Line CD passes through point E.
Line CD: y−5=−3(x+2)
Point E: (6,−1)
What is the equation of the line that is perpendicular to line CD?
y=1/3x−4
y=−1/3x−19/3
y=−1/3x+5
y=−1/3x+19/3
y=1/3x+4
First I would suggest expanding your equation for the line from C to D, then get y =
and see what is connected to x. The piece connected to x is the original slope. In this case -3, so you need the perpendicular slope (that is when you multiply them together they equal 1 ... as they are negative reciprocals : )
So your new slope is 1/3, now sub in the point and solve for b : )
Line CD: y-5 = -3(x+2), E(6, -1).
y-5 = -3x-6,
3x + y = -1.
m1 = -A/B = -3/1 = -3 = slope of CD.
m2 = 1/3 = slope of line perpendicular to CD.
Y = mx+b.
-1 = (1/3)6 + b,
b = -3.
Note: Point E(6, -1) does not satisfy the given Eq.
There is an error somewhere.
To find the equation of a line that is perpendicular to line CD, we first need to determine the slope of line CD.
The given equation of line CD is y−5=−3(x+2).
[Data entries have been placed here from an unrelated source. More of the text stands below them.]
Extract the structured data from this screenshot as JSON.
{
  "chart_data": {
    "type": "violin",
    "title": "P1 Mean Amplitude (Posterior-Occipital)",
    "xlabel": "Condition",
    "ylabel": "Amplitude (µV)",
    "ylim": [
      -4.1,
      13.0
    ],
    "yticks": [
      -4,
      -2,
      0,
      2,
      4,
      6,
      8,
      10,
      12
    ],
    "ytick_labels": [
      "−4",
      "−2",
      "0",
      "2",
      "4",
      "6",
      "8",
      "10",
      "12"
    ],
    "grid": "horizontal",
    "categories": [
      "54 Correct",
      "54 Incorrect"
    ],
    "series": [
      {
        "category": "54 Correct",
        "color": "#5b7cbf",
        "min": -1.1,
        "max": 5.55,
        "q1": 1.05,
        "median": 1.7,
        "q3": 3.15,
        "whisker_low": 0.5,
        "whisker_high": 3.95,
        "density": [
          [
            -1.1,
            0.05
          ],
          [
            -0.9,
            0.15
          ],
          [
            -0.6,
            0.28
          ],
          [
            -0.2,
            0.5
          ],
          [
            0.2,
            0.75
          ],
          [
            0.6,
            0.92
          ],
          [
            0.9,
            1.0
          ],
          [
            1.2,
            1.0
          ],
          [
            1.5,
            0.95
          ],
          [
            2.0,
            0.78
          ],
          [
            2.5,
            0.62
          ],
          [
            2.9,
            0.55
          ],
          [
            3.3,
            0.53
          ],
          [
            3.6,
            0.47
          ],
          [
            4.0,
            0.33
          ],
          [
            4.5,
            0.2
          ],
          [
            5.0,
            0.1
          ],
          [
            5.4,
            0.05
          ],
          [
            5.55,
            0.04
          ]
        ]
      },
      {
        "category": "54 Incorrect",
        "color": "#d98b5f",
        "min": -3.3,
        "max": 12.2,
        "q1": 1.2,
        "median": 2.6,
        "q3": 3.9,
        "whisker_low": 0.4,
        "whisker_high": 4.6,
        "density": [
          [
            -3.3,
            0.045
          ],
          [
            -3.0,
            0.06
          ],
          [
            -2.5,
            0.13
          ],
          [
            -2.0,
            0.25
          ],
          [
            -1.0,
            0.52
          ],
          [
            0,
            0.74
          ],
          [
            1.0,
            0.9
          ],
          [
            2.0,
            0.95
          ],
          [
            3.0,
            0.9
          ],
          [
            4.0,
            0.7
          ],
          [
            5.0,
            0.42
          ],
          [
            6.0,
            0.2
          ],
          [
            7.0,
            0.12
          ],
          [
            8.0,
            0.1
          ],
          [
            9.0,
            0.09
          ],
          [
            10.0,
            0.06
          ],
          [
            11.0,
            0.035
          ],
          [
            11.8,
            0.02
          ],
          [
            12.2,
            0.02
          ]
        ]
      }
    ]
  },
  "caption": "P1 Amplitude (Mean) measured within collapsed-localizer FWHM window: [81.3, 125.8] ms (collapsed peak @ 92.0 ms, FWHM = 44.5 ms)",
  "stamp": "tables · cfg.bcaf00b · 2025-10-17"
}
To put it in the slope-intercept form (y = mx + b), where m is the slope, we need to simplify it:
y−5 = −3x−6
y = −3x−6+5
y = −3x−1
From this equation, we can see that the slope of line CD is -3, since the coefficient of x is -3.
Now, we know that any line perpendicular to line CD will have a slope that is the negative reciprocal of -3. That means the slope of the perpendicular line will be 1/3.
Given the slope of the perpendicular line, we can use the point-slope form (y - y1 = m(x - x1)) to find the equation of the line. We will use point E(6, -1) as a reference point:
y - (-1) = 1/3(x - 6)
y + 1 = 1/3x - 2
y = 1/3x - 2 - 1
y = 1/3x - 3
Therefore, the equation of the line that is perpendicular to line CD is y = 1/3x - 3.
Thus, the correct option is y=1/3x−4.